Even before the SuperBowl opening kickoff, advertising and media pundits had proclaimed Budweiser’s puppy commercial the big winner. Their key measure? This commercial had been viewed a remarkable 25 million times online.
(You just added to that total.)
Chances are, your response was the same “Awww” that literally gushed forth from news sites and social media.
There is no arguing that this represents the mega-buzz every SuperBowl advertiser covets. But how much of a win is there here for Budweiser?
The unfortunate-for-Budweiser answer is: Not much. How can we say this about such a touching ad, one that is clearly loved by millions? We’re not hard-hearted, but we are tough-minded when it comes to advertising. You spend big money in advertising for one reason: to build your business. And no brand needs that more than Bud.
Budweiser sales have been dropping for over a decade now. In just the last five years, the brand’s lost a staggering 22 million barrels of volume, roughly $3 billion in sales. The decline has been steady with no sign of relief.
So, with 25 million voluntary views of its puppy ad in just the past week, if this ad is effective, Budweiser sales ought to be taking off like a rocket. But they aren’t, and they won’t. See, as touching as it is, Bud’s puppy is just not effective advertising.
Here’s why we gave the ad a thumbs-down on our Job #1 effectiveness rating system.
The ad doesn’t in any way make drinking a Bud more desirable.

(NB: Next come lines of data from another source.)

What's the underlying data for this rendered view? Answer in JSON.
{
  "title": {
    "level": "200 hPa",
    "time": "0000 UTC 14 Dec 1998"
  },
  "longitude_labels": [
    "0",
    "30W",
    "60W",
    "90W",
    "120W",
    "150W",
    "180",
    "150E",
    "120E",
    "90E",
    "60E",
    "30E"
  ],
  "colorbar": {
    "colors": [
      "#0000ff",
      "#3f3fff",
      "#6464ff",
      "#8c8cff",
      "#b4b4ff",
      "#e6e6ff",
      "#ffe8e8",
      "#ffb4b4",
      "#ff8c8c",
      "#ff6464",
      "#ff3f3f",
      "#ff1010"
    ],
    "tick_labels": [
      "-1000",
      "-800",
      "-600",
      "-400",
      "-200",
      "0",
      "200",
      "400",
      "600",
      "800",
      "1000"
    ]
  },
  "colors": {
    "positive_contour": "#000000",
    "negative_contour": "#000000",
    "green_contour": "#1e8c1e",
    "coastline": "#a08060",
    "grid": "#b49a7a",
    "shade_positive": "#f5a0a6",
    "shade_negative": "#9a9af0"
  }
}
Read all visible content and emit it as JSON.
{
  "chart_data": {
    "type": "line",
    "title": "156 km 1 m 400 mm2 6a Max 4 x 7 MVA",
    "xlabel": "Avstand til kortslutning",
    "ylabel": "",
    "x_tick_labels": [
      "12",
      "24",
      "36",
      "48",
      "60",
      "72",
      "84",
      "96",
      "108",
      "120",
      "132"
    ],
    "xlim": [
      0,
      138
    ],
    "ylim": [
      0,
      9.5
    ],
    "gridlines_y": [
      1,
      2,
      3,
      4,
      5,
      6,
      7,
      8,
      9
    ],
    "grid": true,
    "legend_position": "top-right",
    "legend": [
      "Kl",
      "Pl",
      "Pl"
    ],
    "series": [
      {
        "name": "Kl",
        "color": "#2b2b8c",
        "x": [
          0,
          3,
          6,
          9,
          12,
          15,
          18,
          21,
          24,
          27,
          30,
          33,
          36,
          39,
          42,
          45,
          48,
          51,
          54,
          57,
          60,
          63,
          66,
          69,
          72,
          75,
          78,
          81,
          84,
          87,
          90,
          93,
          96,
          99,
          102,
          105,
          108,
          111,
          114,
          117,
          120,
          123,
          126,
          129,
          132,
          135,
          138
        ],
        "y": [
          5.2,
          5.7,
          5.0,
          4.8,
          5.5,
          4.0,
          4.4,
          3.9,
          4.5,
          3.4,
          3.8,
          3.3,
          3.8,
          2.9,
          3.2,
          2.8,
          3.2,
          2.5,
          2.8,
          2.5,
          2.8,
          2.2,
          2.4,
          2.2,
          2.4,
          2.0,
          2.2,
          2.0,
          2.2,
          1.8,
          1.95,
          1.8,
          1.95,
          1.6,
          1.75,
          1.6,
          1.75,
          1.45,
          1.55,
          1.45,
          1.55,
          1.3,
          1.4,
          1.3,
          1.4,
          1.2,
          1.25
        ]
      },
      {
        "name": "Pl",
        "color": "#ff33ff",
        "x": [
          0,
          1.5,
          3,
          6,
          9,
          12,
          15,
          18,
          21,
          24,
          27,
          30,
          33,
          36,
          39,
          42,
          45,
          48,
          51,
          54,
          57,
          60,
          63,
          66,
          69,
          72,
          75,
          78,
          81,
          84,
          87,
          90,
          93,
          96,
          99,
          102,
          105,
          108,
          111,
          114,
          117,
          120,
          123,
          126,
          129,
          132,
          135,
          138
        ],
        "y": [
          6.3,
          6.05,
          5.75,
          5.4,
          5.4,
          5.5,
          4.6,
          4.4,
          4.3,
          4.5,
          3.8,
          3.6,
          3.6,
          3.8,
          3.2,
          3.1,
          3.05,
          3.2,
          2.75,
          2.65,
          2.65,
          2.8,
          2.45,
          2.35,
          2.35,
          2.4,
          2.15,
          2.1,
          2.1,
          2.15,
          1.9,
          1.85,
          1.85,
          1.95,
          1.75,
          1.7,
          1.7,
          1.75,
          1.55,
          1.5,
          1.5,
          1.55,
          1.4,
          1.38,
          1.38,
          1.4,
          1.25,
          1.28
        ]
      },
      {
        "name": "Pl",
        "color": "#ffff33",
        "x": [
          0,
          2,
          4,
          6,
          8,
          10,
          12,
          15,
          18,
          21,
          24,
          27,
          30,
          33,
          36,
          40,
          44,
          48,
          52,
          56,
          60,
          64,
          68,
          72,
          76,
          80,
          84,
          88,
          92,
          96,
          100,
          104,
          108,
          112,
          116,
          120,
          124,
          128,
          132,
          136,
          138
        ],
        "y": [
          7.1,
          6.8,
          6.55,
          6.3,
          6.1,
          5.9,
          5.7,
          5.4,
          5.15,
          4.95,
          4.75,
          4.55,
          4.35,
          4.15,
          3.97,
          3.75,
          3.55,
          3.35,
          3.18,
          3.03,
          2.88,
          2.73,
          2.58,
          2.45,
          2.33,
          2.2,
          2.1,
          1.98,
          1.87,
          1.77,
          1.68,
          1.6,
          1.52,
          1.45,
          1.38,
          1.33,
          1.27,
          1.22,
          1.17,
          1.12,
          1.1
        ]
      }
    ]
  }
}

It does not make the beer brand more special than others. It doesn’t give the viewer any reason at all to consider, or re-consider, calling for a Budweiser. Sorry for the puppy-buzz kill.
The sad truth is, the puppy commercial is a far better ad for finding puppies new homes, than it is for moving cases of Budweiser beer. But a spike in bringing home puppies isn’t much consolation when you were really looking for some of that $3 billion to come back home.